Buy Nalgene holders that attach to the side MOLLE. These can easily be extracted on the move by your battle buddy for additional hydration.
#2. Prioritize breaks
In order of importance are
1- fix your feet
My recommendation is as follows
Take a protein bar (or your low glycemic food of choice) and some electrolyte pills out of food bag and repackage that bag. Don’t eat.
Then quickly take off one shoe and sock. Thoroughly wring out sock. If you sense enough time apply foot powder – keep that with the food bag for brevity. Take out insole, squeeze and drain shoe, replace inside and put on sock and shoe. Socks will get repeatedly wet, so changing them will make little difference overall.
If you are told to move out, don’t worry about the other foot. Take care of it first next time. If time repeat with other foot immediately and quickly.
Grab food and start eating slowly. Small bites while moving are better than gulping down food too quickly.
#3. Have a good hydration policy
Dont embellish all your water with sugars or other products. Over time they can cause nausea, increase dehydration and cause digestion issues. Camelbak is for plain water only. Instead of Nuun use separate electrolyte capsules. Additionally I recommend doing your training with minimal sugars and calories. You want to train your body to quickly convert fat stores to energy. Constantly training with high glycemic food (Gu’s, gels, etc) will be counter-productive there. Adding sugar to your drinks does the same thing. You need that energy a lot less than you think.
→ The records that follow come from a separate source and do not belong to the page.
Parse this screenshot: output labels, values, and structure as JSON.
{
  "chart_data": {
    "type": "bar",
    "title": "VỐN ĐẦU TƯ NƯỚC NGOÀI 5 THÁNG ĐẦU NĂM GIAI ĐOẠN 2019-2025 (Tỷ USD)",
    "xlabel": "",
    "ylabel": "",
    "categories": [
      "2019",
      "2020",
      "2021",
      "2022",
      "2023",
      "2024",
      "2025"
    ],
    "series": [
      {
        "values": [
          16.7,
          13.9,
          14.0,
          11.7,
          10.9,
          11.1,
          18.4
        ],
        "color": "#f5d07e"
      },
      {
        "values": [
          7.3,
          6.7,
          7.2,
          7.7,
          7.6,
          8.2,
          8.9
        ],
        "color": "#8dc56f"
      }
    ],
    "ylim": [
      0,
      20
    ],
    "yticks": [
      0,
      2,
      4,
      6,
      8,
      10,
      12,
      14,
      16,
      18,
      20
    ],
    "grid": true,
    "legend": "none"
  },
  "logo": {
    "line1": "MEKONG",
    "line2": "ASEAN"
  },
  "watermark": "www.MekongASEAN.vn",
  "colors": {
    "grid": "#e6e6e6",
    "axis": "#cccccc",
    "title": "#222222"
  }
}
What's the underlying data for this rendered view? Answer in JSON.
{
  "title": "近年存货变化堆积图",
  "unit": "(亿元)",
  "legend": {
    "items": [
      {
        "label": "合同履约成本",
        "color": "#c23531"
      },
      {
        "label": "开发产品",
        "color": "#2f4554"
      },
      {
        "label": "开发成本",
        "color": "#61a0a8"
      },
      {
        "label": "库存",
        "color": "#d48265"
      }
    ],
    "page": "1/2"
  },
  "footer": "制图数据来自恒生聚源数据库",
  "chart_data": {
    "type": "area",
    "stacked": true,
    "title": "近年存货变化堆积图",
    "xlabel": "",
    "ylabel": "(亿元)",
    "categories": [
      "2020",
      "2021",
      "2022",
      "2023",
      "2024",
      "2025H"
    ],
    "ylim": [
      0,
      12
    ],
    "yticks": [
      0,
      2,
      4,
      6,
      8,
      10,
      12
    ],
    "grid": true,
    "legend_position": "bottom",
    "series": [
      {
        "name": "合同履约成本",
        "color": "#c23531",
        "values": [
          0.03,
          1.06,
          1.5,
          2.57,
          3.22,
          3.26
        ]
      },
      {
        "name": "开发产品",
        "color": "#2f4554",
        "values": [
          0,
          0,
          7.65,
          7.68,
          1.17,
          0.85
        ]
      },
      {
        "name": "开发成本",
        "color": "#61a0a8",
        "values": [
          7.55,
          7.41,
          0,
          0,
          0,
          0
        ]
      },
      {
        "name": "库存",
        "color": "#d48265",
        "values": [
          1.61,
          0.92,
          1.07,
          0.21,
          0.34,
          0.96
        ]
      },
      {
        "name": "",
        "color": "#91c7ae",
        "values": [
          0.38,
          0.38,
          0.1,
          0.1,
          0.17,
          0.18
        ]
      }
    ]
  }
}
Being two Nalgenes (especially hot weather selection)
Use one for plain water and another for embellished water. I use Chia seeds – I recommend adding Gatorade etc. Personally I go low glycemic all the way for prolonged energy as mentioned above. Chia seed and water make the best hydration strategy. They absorb 9 times their volume in water and release that slowly into the body. Plain water can flush through too quickly.
(Although not really hydration, I recommend getting used to a low carb diet to better adapt your body to utilize fat stores more readily)
#4. Enjoy the suck
Don’t just embrace it, love it. Laugh at everything thrown at you. Enjoy the pain as a pleasure not a burden. This mental trick reduces the pain and the likelihood of thinking of the word “quit”
#5. Do NOT overtrain
You don’t want to come into this with injuries. I would stop heavily training 2-4 weeks ahead of time. Go to a physical therapist for any issues you have – fix any potential problems as they WILL amplify.